RedlineSo I actually made a
short comment about this the first time I saw it. And the core observation there remains true: Madhouse let a first-time director make his dream project, and everyone on board was so in love with it all they just did not give a fuck if they actually made money doing it.
So has the other thing changed? Well... not exactly. The direct animation influences on this movie clearly EXIST, but I'm not familiar enough with the ones they're calling to to actually spot it all. However, we are a little bit better at this now.
Okay, so one of the things this movie is famous for is being fully hand animated. Let's pause a minute on that. The movie is 102 minutes, about 5-10 minutes longer than your feature length animated feature (ie Disney). Okay so.
NOBODY DOES THAT.
Most people don't hand-animated
10 minute shorts, not in 2011 when this came out, not in 2005 when they started principle animation, not in the fucking Disney Renaissance. The Little Mermaid did not hand animate every single frame.
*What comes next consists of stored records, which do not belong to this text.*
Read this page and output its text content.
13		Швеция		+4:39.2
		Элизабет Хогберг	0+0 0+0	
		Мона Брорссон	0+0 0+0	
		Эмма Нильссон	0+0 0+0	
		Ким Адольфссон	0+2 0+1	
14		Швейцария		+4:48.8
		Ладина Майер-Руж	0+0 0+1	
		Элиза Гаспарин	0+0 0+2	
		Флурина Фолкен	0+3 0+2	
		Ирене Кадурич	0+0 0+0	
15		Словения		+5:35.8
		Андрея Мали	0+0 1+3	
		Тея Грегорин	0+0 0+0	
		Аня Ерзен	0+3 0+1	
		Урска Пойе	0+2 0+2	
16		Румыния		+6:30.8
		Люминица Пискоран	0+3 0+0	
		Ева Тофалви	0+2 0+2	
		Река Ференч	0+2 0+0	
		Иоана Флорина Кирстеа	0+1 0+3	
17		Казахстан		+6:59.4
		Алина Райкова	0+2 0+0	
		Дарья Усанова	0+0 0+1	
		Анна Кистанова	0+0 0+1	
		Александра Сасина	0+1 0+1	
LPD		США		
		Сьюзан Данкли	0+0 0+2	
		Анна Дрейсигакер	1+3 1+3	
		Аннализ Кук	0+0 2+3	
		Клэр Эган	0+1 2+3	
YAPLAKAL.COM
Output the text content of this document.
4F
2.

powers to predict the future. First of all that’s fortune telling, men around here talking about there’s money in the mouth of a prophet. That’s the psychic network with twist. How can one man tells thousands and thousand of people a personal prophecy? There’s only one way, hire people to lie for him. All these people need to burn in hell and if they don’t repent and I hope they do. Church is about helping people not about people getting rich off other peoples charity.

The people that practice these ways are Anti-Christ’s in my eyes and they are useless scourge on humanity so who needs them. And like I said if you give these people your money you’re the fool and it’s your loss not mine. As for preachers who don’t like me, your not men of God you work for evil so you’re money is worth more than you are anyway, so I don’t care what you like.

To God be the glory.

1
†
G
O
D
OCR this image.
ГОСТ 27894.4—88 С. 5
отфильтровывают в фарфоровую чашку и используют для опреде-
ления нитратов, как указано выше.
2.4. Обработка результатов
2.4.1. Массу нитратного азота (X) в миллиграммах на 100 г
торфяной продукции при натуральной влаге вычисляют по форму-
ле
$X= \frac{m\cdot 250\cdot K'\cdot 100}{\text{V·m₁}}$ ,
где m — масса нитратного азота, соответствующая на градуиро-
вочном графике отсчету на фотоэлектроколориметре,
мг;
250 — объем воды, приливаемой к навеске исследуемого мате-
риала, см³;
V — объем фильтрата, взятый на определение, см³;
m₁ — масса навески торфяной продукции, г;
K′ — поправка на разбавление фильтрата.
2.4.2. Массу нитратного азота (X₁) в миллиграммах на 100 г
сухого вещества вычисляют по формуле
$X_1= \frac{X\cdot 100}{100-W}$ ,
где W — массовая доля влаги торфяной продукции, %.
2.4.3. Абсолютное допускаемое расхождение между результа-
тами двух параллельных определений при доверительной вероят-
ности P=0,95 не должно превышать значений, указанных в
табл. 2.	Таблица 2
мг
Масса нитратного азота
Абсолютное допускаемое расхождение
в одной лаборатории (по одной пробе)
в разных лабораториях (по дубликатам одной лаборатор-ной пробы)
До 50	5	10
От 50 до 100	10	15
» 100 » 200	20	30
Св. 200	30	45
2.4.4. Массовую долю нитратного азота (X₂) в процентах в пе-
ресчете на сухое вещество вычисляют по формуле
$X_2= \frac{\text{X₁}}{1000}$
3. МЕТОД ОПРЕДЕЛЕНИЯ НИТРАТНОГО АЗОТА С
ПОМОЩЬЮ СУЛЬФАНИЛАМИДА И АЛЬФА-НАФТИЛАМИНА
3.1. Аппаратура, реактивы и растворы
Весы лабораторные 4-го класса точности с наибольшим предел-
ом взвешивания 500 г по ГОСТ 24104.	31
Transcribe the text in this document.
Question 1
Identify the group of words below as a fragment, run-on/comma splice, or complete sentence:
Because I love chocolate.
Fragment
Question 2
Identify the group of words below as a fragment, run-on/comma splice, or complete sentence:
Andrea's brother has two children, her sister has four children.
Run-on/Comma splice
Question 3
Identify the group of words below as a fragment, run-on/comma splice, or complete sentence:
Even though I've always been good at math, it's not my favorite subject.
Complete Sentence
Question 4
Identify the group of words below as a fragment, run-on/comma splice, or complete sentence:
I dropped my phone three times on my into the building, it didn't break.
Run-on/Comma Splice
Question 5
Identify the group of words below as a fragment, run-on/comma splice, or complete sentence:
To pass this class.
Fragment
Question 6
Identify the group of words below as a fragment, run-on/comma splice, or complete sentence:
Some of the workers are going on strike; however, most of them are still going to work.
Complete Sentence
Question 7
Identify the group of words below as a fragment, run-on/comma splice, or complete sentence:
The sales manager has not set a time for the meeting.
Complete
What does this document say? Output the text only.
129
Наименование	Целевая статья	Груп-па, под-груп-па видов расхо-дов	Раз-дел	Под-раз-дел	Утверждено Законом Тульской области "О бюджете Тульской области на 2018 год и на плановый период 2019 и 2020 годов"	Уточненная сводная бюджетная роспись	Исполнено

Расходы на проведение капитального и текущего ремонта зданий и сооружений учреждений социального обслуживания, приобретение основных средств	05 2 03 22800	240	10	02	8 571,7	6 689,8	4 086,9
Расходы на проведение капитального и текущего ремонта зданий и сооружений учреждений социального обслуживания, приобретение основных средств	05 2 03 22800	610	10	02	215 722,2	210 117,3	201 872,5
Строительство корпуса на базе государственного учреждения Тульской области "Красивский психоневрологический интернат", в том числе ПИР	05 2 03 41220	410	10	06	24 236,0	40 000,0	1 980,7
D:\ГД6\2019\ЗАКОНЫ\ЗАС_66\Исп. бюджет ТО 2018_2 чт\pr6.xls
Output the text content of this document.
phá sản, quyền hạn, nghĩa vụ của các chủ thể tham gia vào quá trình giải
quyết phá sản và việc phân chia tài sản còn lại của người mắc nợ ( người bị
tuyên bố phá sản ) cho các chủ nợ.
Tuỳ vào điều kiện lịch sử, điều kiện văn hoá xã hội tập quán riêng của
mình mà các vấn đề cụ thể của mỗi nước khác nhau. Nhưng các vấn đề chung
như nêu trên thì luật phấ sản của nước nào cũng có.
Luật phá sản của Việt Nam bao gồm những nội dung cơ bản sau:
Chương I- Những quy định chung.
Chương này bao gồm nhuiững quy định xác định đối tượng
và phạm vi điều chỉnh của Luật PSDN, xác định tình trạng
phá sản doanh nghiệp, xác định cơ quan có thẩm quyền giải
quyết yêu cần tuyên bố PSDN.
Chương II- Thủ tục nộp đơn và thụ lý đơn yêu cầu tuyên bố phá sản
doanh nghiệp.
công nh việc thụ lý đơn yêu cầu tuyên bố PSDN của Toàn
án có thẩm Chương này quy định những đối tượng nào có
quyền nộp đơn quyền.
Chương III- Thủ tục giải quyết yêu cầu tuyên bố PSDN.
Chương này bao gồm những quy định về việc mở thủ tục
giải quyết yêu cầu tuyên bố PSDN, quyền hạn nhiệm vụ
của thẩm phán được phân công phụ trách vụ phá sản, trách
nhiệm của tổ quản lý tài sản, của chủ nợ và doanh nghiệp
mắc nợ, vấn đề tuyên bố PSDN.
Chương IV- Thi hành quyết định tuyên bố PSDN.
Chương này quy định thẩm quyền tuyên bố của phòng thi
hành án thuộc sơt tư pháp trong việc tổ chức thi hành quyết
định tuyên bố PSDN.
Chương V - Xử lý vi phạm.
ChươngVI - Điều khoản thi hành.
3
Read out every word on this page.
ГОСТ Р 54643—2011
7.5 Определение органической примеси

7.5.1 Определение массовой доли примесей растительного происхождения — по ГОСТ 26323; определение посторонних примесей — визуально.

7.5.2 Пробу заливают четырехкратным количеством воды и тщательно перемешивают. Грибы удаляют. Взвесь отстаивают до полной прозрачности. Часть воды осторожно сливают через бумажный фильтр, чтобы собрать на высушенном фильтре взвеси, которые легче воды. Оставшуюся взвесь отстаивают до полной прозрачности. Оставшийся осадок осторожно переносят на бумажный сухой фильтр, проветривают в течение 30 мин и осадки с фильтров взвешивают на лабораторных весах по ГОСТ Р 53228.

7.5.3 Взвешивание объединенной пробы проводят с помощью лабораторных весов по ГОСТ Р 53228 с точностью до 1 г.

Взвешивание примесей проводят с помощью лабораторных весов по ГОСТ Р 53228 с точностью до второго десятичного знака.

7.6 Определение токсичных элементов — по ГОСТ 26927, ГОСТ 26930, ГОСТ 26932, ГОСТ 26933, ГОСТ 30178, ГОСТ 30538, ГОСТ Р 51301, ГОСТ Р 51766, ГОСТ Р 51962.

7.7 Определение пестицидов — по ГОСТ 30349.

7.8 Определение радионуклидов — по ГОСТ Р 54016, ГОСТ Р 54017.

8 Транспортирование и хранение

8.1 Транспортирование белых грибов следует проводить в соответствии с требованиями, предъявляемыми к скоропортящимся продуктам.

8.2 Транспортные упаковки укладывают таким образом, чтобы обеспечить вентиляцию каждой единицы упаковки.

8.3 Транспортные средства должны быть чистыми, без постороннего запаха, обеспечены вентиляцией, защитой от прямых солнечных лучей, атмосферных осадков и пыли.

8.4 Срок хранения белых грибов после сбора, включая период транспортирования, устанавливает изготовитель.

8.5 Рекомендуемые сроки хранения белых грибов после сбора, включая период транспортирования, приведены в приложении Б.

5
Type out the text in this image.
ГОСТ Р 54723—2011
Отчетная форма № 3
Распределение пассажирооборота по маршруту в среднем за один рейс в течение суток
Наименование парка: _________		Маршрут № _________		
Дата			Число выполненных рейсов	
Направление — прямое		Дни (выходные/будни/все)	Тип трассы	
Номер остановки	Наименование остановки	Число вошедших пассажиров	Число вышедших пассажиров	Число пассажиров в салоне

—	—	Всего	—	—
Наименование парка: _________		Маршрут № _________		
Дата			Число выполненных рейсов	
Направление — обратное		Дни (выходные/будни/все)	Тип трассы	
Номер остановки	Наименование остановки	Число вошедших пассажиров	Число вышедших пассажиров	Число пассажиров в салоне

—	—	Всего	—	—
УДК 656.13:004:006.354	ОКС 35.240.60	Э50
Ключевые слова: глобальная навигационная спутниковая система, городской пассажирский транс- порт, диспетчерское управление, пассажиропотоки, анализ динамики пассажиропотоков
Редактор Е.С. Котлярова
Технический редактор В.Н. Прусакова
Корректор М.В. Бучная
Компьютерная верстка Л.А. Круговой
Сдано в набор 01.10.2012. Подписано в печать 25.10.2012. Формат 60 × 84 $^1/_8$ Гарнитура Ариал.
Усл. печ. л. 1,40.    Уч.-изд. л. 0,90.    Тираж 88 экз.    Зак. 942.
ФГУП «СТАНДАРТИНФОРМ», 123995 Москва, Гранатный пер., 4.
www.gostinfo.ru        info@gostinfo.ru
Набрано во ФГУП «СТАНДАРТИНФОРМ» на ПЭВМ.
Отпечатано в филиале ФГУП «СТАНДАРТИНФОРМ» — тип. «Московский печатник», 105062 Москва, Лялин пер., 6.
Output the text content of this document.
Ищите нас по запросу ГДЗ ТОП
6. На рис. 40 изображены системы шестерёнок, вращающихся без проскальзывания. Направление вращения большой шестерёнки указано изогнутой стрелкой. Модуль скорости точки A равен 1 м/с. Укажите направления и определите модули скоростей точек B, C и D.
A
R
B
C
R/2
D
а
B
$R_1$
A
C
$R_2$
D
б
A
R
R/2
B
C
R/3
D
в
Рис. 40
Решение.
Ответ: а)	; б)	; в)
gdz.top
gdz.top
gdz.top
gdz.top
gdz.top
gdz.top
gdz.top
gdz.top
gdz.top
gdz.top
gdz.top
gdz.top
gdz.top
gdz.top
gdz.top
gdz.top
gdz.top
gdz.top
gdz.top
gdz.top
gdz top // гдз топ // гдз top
You have to go back to like Sleeping Beauty, which not coincidentally also took forever to make (something like 8 years) and lost money, and
that despite actually being a rousing success in the theaters (#2 for domestic gross in 1959). But these loons did it.
And it's not just that they hand animated this shit, this movie is ALIVE. Most shots of the film are crammed full of non-background elements that are moving, vivid actors on the stage. Like we need pictures here.
This is Princess and the Frog, full budget Disney Film from 2009.
And you'll note that the character and the items IN the barrel are distinctly more colorful than the rest of the shot. Those elements are in motion on the foreground, while the rest is background elements.
Redline usually looks like this:
That's insane. Nobody does that. These dudes said nope, the whole movie has to look like a cohesive artistic vision, DRAW THE LITTLE GLOWY LIGHT BOXES BY FUCKING HAND.
Unsurprisingly the rest of the movie is given a healthy coat of insanity over everything. The basic plot seems to actually be "barely-legal street racing with a World Cup-level following in the far future is utilized by the Planet of Royal Magical Girls to expose the secrets and decimate the military might of oppressive cyborg planet." Each racer besides the hero and the love interest are on screen about 5 minutes combined at best but are provided full bios during the movie because goddammit we wrote those bios and WE WANT THEM TO BE KNOWN. It does have the cool effect of making the whole thing seem more like real life sports coverage, the media spinning stories for each competitor to drive up viewers and gather followings for each.
I'm a little torn though.
Rating: 7/10. Like, this feels SO LOW for a movie with such overwhelming artistic quality, but I rate by general emotional response and well this is very definitely a fun as hell movie but doesn't have any deeper impact for me y'know? I may have shamed myself here.